A hand reached out of the open trap door and grabbed onto Kynton's ankle. The priest only managed a "Hey, what…" before he fell down the ladder, landing in a quiet pile at the bottom. He was replaced by the exhausted face of the General, his sword out.
In the commotion, Vasska zipped around the fire. Ciara raised her sword, but backed up, afraid the mad man would recognize the etching upon the blade and realize he'd been played for the fool. Still he advanced, gazing only upon her eyes as his soul mentally ticked over another dozen or so prayers needed to expunge that stain. Perhaps less.
Aldrin shouted at Isa, but as the witch raised her palm overloaded with magic she couldn't control, a heavy hand grabbed her wrist and yanked back. The snap echoed across the stone pillars as Isa screamed, her arm flapping uselessly to its side. "I have another," she screeched into the General's face even as he kicked her legs out from under her.
"Vasska!" Marciano shouted, his eyes tracking the dark man inching around the edge, as well as the boy who flared in rage.
"My favorite," Vasska crowed to his General, "You are in time. Sl
ay them all."
"There are dead climbing the walls!" Marciano continued, not about to break at his Lord's words.
Vasska nodded as if he told him the bathroom taps had burst again and no one could find the mop. "Yes. Yes. I am seeing to it. Now please, do away with these...miscreants."
"The dead are killing my men!"
Taban inched closer to the Emperor, watching the mutinying General carefully. Ciara was only three strides from him, four if he was slow.
"Is that not the point of soldiers? To die?" Vasska asked, confused why his favorite was ignoring very explicit instructions. It shouldn't take him much to kill these children, only the hired blade of the Dunner's would prove bothersome.
Marciano stared deep into the mad abyss of his Emperor's, his Lord's, his Bosses eyes, and finally saw what he most feared; his own soul, rotted and twisted upon the vine, burst open with maggots crawling free. Without turning his gaze away, Marciano carefully laid his sword down upon the ground.
"I see," Vasska hissed, "Then I shall finish this with my own hands," and he turned back to the girl, a sacrificial dagger slipping into his palm.

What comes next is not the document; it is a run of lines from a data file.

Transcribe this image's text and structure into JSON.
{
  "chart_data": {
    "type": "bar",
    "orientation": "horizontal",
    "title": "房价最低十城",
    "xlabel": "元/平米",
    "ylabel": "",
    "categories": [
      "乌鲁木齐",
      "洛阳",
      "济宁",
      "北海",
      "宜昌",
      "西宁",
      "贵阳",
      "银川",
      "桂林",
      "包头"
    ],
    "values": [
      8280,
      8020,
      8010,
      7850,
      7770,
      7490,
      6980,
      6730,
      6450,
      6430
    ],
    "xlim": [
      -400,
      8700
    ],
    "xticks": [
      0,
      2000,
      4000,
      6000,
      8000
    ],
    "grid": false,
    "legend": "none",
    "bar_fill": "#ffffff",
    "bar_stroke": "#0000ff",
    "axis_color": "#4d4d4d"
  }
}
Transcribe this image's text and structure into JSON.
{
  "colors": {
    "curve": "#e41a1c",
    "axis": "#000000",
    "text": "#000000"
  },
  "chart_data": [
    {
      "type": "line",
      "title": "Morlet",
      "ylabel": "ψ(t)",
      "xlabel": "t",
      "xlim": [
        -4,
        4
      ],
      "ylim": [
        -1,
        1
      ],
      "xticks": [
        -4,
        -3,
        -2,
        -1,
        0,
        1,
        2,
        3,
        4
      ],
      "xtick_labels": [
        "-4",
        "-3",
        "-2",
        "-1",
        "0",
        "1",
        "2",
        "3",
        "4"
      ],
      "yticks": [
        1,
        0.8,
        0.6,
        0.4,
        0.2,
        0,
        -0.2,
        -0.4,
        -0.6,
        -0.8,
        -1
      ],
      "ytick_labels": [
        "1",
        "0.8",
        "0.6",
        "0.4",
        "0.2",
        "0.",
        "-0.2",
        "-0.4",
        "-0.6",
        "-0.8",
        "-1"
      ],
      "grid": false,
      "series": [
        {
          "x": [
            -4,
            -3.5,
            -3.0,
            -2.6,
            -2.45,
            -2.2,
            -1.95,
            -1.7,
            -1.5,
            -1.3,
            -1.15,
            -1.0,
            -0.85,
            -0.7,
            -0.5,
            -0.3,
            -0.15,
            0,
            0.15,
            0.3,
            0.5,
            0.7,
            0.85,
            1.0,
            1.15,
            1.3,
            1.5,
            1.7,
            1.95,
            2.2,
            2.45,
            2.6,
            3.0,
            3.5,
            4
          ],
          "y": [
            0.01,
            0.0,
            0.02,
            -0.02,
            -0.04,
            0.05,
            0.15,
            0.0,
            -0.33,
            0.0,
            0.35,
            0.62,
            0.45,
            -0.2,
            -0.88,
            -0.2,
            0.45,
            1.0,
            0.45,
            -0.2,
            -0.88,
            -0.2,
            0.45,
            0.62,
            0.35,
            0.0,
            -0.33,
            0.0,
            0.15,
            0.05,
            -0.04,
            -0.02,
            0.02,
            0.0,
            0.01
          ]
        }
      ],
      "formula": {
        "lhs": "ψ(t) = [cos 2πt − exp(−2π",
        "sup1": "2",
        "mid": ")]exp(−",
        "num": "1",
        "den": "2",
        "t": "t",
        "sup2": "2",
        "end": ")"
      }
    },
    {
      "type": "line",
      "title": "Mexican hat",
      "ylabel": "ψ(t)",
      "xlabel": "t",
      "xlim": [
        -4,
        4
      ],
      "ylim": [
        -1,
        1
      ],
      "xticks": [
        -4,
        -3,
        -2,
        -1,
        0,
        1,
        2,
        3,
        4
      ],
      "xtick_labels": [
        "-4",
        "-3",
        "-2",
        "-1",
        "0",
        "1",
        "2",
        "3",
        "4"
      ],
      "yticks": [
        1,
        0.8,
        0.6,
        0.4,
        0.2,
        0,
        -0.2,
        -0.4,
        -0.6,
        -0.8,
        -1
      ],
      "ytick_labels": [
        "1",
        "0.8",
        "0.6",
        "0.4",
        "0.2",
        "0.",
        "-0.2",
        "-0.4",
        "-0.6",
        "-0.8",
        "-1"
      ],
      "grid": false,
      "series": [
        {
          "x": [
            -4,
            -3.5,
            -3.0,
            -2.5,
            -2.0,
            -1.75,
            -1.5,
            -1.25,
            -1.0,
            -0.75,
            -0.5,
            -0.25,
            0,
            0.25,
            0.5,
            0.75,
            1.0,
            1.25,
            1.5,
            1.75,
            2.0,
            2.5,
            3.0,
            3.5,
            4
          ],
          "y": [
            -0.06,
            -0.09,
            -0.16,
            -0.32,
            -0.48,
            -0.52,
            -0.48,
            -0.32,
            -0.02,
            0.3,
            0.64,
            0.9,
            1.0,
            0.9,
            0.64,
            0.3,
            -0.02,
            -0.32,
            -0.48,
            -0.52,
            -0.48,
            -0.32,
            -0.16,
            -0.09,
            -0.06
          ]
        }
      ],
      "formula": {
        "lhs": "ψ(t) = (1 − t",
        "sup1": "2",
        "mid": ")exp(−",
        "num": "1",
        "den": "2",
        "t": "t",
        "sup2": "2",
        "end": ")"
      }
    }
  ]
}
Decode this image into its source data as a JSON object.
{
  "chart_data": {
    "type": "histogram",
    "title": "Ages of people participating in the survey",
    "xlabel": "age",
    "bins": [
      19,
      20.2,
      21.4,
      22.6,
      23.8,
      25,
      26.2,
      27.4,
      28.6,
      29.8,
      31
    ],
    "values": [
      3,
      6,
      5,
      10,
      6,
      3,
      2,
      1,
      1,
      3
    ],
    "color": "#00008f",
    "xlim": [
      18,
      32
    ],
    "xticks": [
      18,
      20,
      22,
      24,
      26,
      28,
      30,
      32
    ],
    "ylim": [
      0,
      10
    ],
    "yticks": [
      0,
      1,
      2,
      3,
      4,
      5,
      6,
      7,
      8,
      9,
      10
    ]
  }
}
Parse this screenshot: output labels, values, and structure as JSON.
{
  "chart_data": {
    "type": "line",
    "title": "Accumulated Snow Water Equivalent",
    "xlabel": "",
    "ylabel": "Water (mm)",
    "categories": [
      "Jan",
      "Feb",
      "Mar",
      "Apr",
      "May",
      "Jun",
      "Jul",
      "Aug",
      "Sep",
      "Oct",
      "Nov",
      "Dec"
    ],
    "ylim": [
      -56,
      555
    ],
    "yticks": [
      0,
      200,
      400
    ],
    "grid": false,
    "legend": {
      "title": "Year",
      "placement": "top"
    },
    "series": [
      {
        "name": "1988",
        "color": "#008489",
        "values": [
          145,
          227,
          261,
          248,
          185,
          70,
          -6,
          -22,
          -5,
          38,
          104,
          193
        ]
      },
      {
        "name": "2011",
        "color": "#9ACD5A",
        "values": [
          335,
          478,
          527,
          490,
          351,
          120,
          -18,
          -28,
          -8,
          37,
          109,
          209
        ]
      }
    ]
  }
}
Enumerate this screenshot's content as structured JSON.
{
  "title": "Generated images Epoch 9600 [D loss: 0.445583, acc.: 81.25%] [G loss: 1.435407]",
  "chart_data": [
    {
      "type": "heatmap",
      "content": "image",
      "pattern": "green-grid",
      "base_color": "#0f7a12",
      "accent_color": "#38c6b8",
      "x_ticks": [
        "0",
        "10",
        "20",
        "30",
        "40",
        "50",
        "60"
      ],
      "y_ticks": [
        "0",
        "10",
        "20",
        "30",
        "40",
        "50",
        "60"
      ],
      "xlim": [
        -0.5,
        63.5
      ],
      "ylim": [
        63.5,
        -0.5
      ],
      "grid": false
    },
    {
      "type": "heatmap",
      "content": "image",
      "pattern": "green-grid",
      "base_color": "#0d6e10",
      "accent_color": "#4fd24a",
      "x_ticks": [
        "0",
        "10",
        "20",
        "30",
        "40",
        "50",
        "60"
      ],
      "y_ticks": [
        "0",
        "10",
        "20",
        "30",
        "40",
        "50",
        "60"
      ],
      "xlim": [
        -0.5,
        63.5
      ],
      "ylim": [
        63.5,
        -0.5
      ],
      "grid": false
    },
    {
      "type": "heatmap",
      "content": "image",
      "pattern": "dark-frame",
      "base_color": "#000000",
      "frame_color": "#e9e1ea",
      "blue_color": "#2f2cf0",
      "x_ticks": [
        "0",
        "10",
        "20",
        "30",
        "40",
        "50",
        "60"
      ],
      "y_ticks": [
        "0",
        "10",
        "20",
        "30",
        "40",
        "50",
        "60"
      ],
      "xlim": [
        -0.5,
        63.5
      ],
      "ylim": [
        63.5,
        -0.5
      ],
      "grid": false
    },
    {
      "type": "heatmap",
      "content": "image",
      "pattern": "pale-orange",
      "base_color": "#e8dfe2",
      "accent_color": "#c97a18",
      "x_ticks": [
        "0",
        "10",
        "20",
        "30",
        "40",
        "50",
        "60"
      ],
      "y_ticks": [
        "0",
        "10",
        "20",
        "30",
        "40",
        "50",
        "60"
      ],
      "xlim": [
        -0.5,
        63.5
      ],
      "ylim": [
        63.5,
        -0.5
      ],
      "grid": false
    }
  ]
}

Taban launched from his crouch, his foot falls carrying him one step, Vasska deflected Ciara's blade skittering it across the floor, another step, the Emperor grabbed her arm, and the final step, as the blade raised back. The assassin's hands shoved the girl away, breaking Vasska's hold upon her. But the Emperor flipped as his prey was torn from him and slashed madly and deeply with his dagger.
The assassin staggered, blood gushing off his shoulder as he fell to a knee from the pain. Vasska raised his blade for another stab when a heavy stick smashed into his head. He raised a bejeweled hand to his bleeding head and reeled about to spot Ciara heaving up Isa's dropped staff for another go at beating out his brains.
Vasska got a single step towards her before a blade, rusted from a few centuries of neglect, burst through his kidney, spleen, and some intestine. Aldrin gripped the sword tight, sagging with the falling Emperor, unable to pull the tetanus infested thing out. Ciara watched Vasska fall to his knees as he tried to look behind at the boy that bested him.